Leitura obrigatória para adolescentes, pais, professores, autoridades gestoras da educação, comunicadores da mídia e, acima de tudo, respeito pelos jovens, portadores de distúrbios ou não.

A adolescência é um processo complexo e altamente mutável e, para sua adequada compreensão, requer uma abordagem integral e que contemple os fenômenos individuais (psicobiológicos), familiares e sociopolíticos de um determinado contexto e em certo período de tempo. Baptista, Osório e colaboradores logram expor a adolescência atual desta área do mundo com uma notável clareza e sob uma ótica que denota um profundo compromisso com a verdade, um grande amor aos jovens e uma admirável valentia. 

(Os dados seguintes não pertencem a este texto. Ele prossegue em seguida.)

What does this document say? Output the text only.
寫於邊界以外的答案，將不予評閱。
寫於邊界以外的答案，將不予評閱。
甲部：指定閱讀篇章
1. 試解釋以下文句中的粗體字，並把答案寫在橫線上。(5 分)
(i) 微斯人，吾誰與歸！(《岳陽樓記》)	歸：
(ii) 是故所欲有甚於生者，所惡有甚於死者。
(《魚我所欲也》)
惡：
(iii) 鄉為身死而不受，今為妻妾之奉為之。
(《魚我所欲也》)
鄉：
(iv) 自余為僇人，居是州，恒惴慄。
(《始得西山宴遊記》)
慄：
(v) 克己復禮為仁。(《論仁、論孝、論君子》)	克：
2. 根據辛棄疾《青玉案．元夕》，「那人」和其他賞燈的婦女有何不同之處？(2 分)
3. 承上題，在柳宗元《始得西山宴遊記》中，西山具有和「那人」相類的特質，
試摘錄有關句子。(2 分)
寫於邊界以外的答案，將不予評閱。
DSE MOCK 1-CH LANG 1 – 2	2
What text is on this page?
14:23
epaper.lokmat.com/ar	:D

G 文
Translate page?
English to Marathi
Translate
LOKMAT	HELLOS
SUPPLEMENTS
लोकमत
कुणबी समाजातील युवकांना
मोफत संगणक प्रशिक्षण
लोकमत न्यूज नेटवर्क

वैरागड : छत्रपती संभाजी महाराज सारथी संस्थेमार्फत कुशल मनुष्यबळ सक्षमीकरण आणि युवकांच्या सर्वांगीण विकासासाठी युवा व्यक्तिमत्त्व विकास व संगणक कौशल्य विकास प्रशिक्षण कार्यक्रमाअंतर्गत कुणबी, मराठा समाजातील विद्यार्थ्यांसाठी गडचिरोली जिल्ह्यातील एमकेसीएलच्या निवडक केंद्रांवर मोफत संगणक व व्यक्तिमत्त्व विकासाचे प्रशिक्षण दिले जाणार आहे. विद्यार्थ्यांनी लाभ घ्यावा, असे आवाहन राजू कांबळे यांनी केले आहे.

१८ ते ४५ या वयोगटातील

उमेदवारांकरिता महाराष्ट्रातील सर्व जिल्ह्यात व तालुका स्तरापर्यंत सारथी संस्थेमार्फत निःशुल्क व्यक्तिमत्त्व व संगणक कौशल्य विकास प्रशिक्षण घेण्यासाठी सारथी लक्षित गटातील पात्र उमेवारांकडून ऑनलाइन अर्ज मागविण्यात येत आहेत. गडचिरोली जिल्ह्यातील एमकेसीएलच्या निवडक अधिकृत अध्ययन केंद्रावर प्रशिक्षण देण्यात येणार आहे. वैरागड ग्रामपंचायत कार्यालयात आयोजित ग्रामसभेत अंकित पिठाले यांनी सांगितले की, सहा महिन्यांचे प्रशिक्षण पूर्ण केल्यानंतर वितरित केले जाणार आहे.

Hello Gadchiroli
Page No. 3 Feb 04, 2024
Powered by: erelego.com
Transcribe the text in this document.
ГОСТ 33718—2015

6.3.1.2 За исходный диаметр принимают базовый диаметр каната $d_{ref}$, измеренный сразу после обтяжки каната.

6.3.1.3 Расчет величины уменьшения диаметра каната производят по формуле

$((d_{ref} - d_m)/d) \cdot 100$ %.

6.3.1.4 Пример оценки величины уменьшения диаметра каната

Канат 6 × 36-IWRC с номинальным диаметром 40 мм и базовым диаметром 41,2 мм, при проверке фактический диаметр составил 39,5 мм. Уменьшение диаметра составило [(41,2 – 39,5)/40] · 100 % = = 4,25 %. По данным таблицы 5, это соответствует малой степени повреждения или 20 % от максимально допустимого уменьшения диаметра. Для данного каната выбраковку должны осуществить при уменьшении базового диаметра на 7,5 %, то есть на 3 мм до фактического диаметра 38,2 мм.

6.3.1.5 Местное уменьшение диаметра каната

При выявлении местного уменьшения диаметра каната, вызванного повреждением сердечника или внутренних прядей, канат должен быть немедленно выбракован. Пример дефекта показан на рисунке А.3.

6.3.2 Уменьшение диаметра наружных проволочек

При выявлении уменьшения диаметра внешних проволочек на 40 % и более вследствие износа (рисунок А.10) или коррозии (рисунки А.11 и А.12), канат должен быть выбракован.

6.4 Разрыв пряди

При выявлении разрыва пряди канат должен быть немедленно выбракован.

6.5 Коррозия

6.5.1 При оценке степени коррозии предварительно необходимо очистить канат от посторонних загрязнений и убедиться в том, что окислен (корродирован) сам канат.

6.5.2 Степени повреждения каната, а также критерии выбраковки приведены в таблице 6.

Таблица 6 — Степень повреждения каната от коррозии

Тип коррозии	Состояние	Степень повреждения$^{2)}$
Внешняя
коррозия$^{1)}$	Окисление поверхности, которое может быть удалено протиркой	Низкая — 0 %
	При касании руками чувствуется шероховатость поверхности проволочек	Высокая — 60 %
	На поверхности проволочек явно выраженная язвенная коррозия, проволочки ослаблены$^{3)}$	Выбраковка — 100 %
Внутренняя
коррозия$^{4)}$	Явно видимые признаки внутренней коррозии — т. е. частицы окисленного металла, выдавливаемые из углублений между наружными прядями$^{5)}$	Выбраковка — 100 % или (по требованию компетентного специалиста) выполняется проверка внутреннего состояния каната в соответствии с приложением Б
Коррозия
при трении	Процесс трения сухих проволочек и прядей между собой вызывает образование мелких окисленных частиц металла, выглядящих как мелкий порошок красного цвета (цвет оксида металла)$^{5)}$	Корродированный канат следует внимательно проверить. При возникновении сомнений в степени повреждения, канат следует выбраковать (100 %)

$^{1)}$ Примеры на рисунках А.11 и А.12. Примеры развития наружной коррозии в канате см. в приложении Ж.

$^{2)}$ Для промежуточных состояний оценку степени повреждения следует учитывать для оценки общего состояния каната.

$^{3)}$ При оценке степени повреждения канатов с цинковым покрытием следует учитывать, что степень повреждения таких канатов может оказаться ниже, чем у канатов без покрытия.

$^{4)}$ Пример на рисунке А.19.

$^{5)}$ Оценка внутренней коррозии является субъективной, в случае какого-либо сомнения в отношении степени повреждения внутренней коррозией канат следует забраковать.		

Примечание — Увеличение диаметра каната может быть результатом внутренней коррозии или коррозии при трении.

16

Este não é um livro sobre “aborrecentes”. Sua leitura, válida tanto para profissionais do campo da saúde mental como para pedagogos, médicos e, inclusive, pais, coloca-nos ante a complexa encruzilhada em que se encontram não só os adolescentes, mas também os adultos, no limiar do novo milênio, tendo que criar novos caminhos em contextos sociopolítico e econômicos extremamente complexos. Analisam os autores a crise de valores que rege, no âmbito educacional, a necessidade de resgatar a “educação para a vida”, sobrepujando os objetivos imediatistas centrados no “passar no vestibular” ou no “preparar-se para entrar no mercado de trabalho”. 

Nesta obra, os autores procuram sair dos habituais intentos de encontrar soluções “extremistas” e nos abrem novos questionamentos acerca de como enfrentar o problema das drogas sob uma ótica nem ingênua e nem simplista. Em síntese, este é um texto para a segunda década do terceiro milênio, que deve ser lido, pensado, estudado e desfrutado.